The question is why are they so high if there are limiting factors previously not fully accounted for within the current models. The folks from the Electric Universe paradigm have an alternative model that can explain some of the features "standard" geology may struggle with. I think this might be a good example of one of those.
"How could the process of fossilization [of sand dunes into mountains] be imagined? A dune of loose conglomerate can not simply sink into the earth, be transformed by penetrating liquid magma, and come back to the surface as rock, while the typical dune structure and shape is maintained. The process of fossilization must therefore take place at the surface and it must happen quickly. This is where electricity comes into play. On one hand there is the possibility of melting and solidification, when electricity is introduced through the top of the mountain. On the other hand, it may be a direct electrical conversion. Experiments [Steinbacher 2011, 586] have shown that it is entirely possible to transform dust and soil electrically into different types of rocks. The process first melts the material mixture. Then crystals of different size and composition form. Upon further exposure to electricity, they begin to melt itself. Essential parameters are the composition of the material, current and voltage, and the exposure time."
> The process of fossilization must therefore take place at the surface and it must happen quickly.

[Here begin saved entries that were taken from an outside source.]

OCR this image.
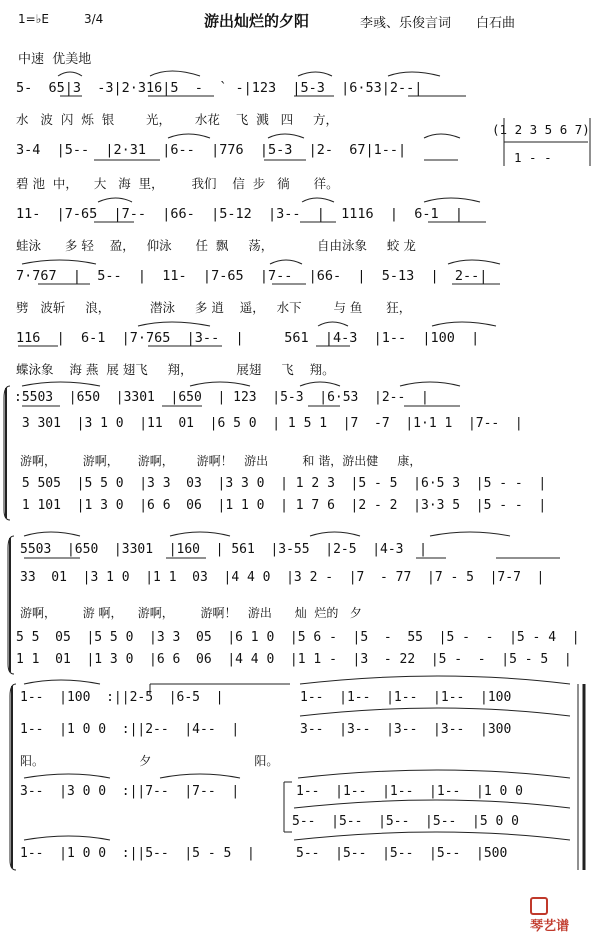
1=♭E	3/4	游出灿烂的夕阳	李彧、乐俊言词 白石曲
中速  优美地
5-  65|3  -3|2·316|5  -  ` -|123  |5-3  |6·53|2--|
水   波  闪  烁  银        光，      水花    飞  溅   四     方，
(1 2 3 5 6 7)
1 - -
3-4  |5--  |2·31  |6--  |776  |5-3  |2-  67|1--|
碧 池  中，    大   海  里，       我们    信  步   徜      徉。
11-  |7-65  |7--  |66-  |5-12  |3--  |  1116  |  6-1  |
蛙泳      多 轻    盈，   仰泳      任  飘     荡，           自由泳象     蛟 龙
7·767  |  5--  |  11-  |7-65  |7--  |66-  |  5-13  |  2--|
劈   波斩     浪，          潜泳     多 逍    遥，   水下        与 鱼      狂，
116  |  6-1  |7·765  |3--  |     561  |4-3  |1--  |100  |
蝶泳象    海 燕  展 翅飞     翔，           展翅     飞    翔。
:5503  |650  |3301  |650  | 123  |5-3  |6·53  |2--  |
3 301  |3 1 0  |11  01  |6 5 0  | 1 5 1  |7  -7  |1·1 1  |7--  |
游啊，       游啊，     游啊，      游啊！   游出         和 谐，游出健     康，
5 505  |5 5 0  |3 3  03  |3 3 0  | 1 2 3  |5 - 5  |6·5 3  |5 - -  |
1 101  |1 3 0  |6 6  06  |1 1 0  | 1 7 6  |2 - 2  |3·3 5  |5 - -  |
5503  |650  |3301  |160  | 561  |3-55  |2-5  |4-3  |
33  01  |3 1 0  |1 1  03  |4 4 0  |3 2 -  |7  - 77  |7 - 5  |7-7  |
游啊，       游 啊，    游啊，       游啊！   游出      灿  烂的   夕
5 5  05  |5 5 0  |3 3  05  |6 1 0  |5 6 -  |5  -  55  |5 -  -  |5 - 4  |
1 1  01  |1 3 0  |6 6  06  |4 4 0  |1 1 -  |3  - 22  |5 -  -  |5 - 5  |
1--  |100  :||2-5  |6-5  |	1--  |1--  |1--  |1--  |100
1--  |1 0 0  :||2--  |4--  |	3--  |3--  |3--  |3--  |300
阳。                         夕                           阳。
3--  |3 0 0  :||7--  |7--  |	1--  |1--  |1--  |1--  |1 0 0
5--  |5--  |5--  |5--  |5 0 0
1--  |1 0 0  :||5--  |5 - 5  |	5--  |5--  |5--  |5--  |500

琴艺谱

> Essential parameters are the composition of the material, current and voltage, and the exposure time.
Is this all trying to say that mountains are just fossilized sand? That is certainly a .. novel... theory of geology.
Fossilization of organic matter generally takes about 10k years, give or take. Fossil is a word that tends to encompass a lot of things though, so it depends.
Still, the amps that you'd have to pump through a dune to get it all to melt/solidify would be astonishing. Think a constant lightening bolt for years on end. Most sands are insulators afterall.